Damit sich der Zylinderkern drehen kann und das Schloss sich öffnet, werden aus jedem Stift an einem bestimmten Punkt zwei Teile. Wenn ein Schlüssel in das Schlüsselloch gesteckt wird, schiebt sich jeder Stift ein festgelegtes Stück nach oben, so dass genau zwischen dem Zylinderkern und dem Zylinder der Zwischenraum entsteht, der es dem Zylinderkern erlaubt, sich zu drehen und den Schließmechanismus zu entriegeln. Wenn der Zylinderkern ein wenig unter Spannung gesetzt wird wie durch einen sich drehenden Schlüssel, entsteht ein winziger Absatz, auf dem der sich nach oben schiebende Stift ruhen kann, so dass er nicht in den Zylinderkern zurückfällt. Von hier ab ist es eine relativ simple Aufgabe, jeden Stift so weit nach oben zu schieben, bis der Punkt gefunden ist, an dem er sich teilt. Drückt man alle drei Stifte nach oben, öffnet sich das Schloss. Das war die Theorie, aber Houdini wusste, was in der Theorie einfach ist, ist es nicht unbedingt in der Praxis.

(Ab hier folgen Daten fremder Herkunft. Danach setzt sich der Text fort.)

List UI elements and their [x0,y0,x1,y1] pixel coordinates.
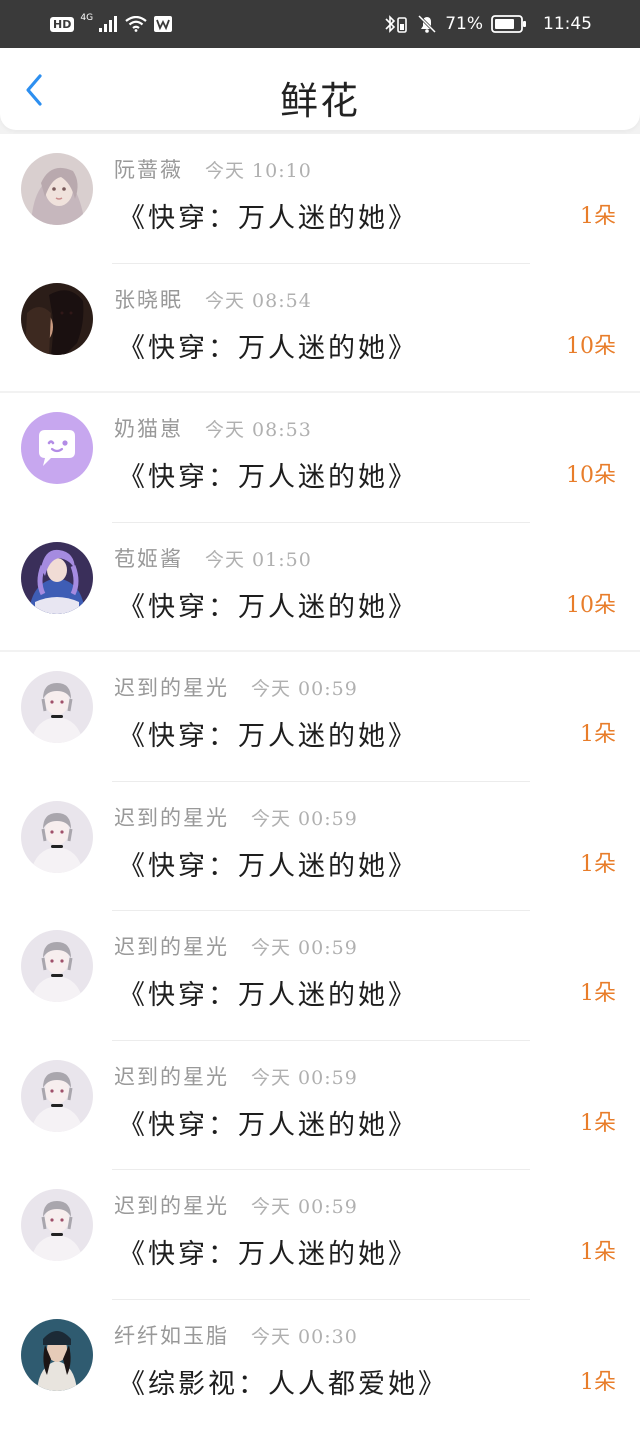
flower-count: 1朵 [580,198,616,230]
gift-time: 今天 08:54 [205,290,312,312]
list-item[interactable]: 迟到的星光今天 00:59 《快穿：万人迷的她》 1朵 [0,1041,640,1171]
book-title: 《快穿：万人迷的她》 [118,455,418,494]
page-title: 鲜花 [0,70,640,125]
sender-name: 张晓眠今天 08:54 [114,284,312,314]
list-item[interactable]: 迟到的星光今天 00:59 《快穿：万人迷的她》 1朵 [0,782,640,912]
avatar[interactable] [21,801,93,873]
avatar[interactable] [21,671,93,743]
flower-count: 10朵 [566,457,616,489]
list-item[interactable]: 迟到的星光今天 00:59 《快穿：万人迷的她》 1朵 [0,1170,640,1300]
avatar[interactable] [21,1189,93,1261]
chat-bubble-icon [21,412,93,484]
sender-name-text: 迟到的星光 [114,1194,229,1218]
list-item[interactable]: 奶猫崽今天 08:53 《快穿：万人迷的她》 10朵 [0,393,640,523]
sender-name: 迟到的星光今天 00:59 [114,672,358,702]
avatar[interactable] [21,283,93,355]
flower-count: 10朵 [566,328,616,360]
book-title: 《快穿：万人迷的她》 [118,973,418,1012]
gift-time: 今天 00:59 [251,808,358,830]
gift-time: 今天 10:10 [205,160,312,182]
sender-name-text: 迟到的星光 [114,676,229,700]
gift-time: 今天 00:59 [251,678,358,700]
sender-name: 迟到的星光今天 00:59 [114,931,358,961]
clock: 11:45 [543,14,592,34]
book-title: 《快穿：万人迷的她》 [118,196,418,235]
avatar[interactable] [21,412,93,484]
sender-name: 纤纤如玉脂今天 00:30 [114,1320,358,1350]
sender-name-text: 纤纤如玉脂 [114,1324,229,1348]
gift-time: 今天 00:30 [251,1326,358,1348]
flower-count: 10朵 [566,587,616,619]
avatar[interactable] [21,542,93,614]
network-type: 4G [80,14,93,23]
gift-time: 今天 00:59 [251,1067,358,1089]
status-right: 71% 11:45 [383,12,592,36]
sender-name-text: 迟到的星光 [114,806,229,830]
sender-name-text: 迟到的星光 [114,935,229,959]
book-title: 《快穿：万人迷的她》 [118,326,418,365]
signal-icon [99,16,119,32]
sender-name-text: 苞姬酱 [114,547,183,571]
avatar[interactable] [21,1060,93,1132]
sender-name: 迟到的星光今天 00:59 [114,1061,358,1091]
gift-time: 今天 01:50 [205,549,312,571]
list-item[interactable]: 迟到的星光今天 00:59 《快穿：万人迷的她》 1朵 [0,652,640,782]
sender-name: 迟到的星光今天 00:59 [114,802,358,832]
sender-name-text: 迟到的星光 [114,1065,229,1089]
hd-badge: HD [50,17,74,32]
gift-time: 今天 00:59 [251,937,358,959]
list-item[interactable]: 迟到的星光今天 00:59 《快穿：万人迷的她》 1朵 [0,911,640,1041]
book-title: 《快穿：万人迷的她》 [118,1232,418,1271]
sender-name: 迟到的星光今天 00:59 [114,1190,358,1220]
sender-name: 阮蔷薇今天 10:10 [114,154,312,184]
list-item[interactable]: 张晓眠今天 08:54 《快穿：万人迷的她》 10朵 [0,264,640,394]
wifi-icon [125,16,147,32]
sender-name-text: 阮蔷薇 [114,158,183,182]
flower-count: 1朵 [580,975,616,1007]
battery-icon [491,15,527,33]
flower-count: 1朵 [580,716,616,748]
sender-name-text: 奶猫崽 [114,417,183,441]
flower-count: 1朵 [580,846,616,878]
sender-name: 苞姬酱今天 01:50 [114,543,312,573]
avatar[interactable] [21,1319,93,1391]
book-title: 《快穿：万人迷的她》 [118,714,418,753]
flower-count: 1朵 [580,1364,616,1396]
list-item[interactable]: 纤纤如玉脂今天 00:30 《综影视：人人都爱她》 1朵 [0,1300,640,1429]
status-bar: HD 4G 71% [0,0,640,48]
status-left: HD 4G [50,12,173,36]
list-item[interactable]: 阮蔷薇今天 10:10 《快穿：万人迷的她》 1朵 [0,134,640,264]
gift-time: 今天 00:59 [251,1196,358,1218]
nav-bar: 鲜花 [0,48,640,130]
flower-gift-list: 阮蔷薇今天 10:10 《快穿：万人迷的她》 1朵 张晓眠今天 08:54 《快… [0,134,640,1429]
book-title: 《快穿：万人迷的她》 [118,844,418,883]
battery-percent: 71% [445,14,483,34]
sender-name: 奶猫崽今天 08:53 [114,413,312,443]
app-notification-icon [153,15,173,33]
mute-bell-icon [417,14,437,34]
book-title: 《快穿：万人迷的她》 [118,1103,418,1142]
gift-time: 今天 08:53 [205,419,312,441]
sender-name-text: 张晓眠 [114,288,183,312]
bluetooth-battery-icon [383,14,409,34]
book-title: 《快穿：万人迷的她》 [118,585,418,624]
book-title: 《综影视：人人都爱她》 [118,1362,448,1401]
avatar[interactable] [21,153,93,225]
flower-count: 1朵 [580,1234,616,1266]
list-item[interactable]: 苞姬酱今天 01:50 《快穿：万人迷的她》 10朵 [0,523,640,653]
flower-count: 1朵 [580,1105,616,1137]
avatar[interactable] [21,930,93,1002]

Der abgebrochene Schlüssel machte die Benutzung eines konventionellen Dietrichs nahezu unmöglich, da er den freien Zugang zu dem Zylinderkern behinderte. Er holte sich ein Stück starren Draht, das er zuvor auf der hinteren Werkbank hatte liegen sehen, und hoffte, dass er es zu seinem Zweck zurechtbiegen konnte. Er brauchte eine gewisse Spannung an dem Schloss, aber der abgebrochene Schlüssel erzeugte nirgendwo eine Drehspannung in dem Zylinderkern.

Er sah den Riesen an. »Wie heißen Sie?«

»Jim Deakins.«

»Ich heiße Ehrich Weiss.«

Deakins streckte seine Arme aus, und Houdini wusste einen Moment lang nicht, was er tun sollte. Dann wurde ihm klar, dass Deakins meinte, sie sollten sich die Hand geben. Er hielt dem Riesen seine Rechte hin und war erstaunt, wie sanft sein Griff war. Er hatte eine Idee.

»Ich möchte, dass Sie Ihre Hände auseinanderziehen. Nicht sehr stark. Ich brauche nur ein bisschen Zugkraft an dem Schloss.« Er zog seine Hand zurück. Sie war warm.

Deakins beugte seine Arme und zerrte seine Hände auseinander.

»Nur leicht. Nicht so stark. Weniger.« Wenn der Zug zu heftig war, konnten sich die Stifte nicht frei in ihren Schäften bewegen.

»Entschuldigung.« Deakins entspannte sich etwas.

Houdini führte die Spitze des Drahtes an dem abgebrochenen Schlüssel vorbei in den Zylinderkern ein. Er schloss die Augen. Es half, glaubte er, wenn er sich das Innere des Schlosses bildlich vorstellte. Was er sehen konnte, war ihm sowieso nicht von Nutzen – alles Wichtige war ihm verborgen.

Er fühlte den ersten Stift. Mit einer leichten Drehung bewegte er den Draht unter den Stift und schob ihn nach oben. Zunächst spürte er kein Zeichen einer Veränderung. Er hob den Stift einen Millimeter an, dann noch einen und hörte ein leises Klicken.

»Haben Sie das gehört?«, fragte er Deakins.

»Ich hab nix gehört.«

»Halten Sie einfach Ihre Arme so wie jetzt.« Wenn Deakins locker ließ, würde der Stift wieder nach unten rutschen, und er müsste von vorn beginnen.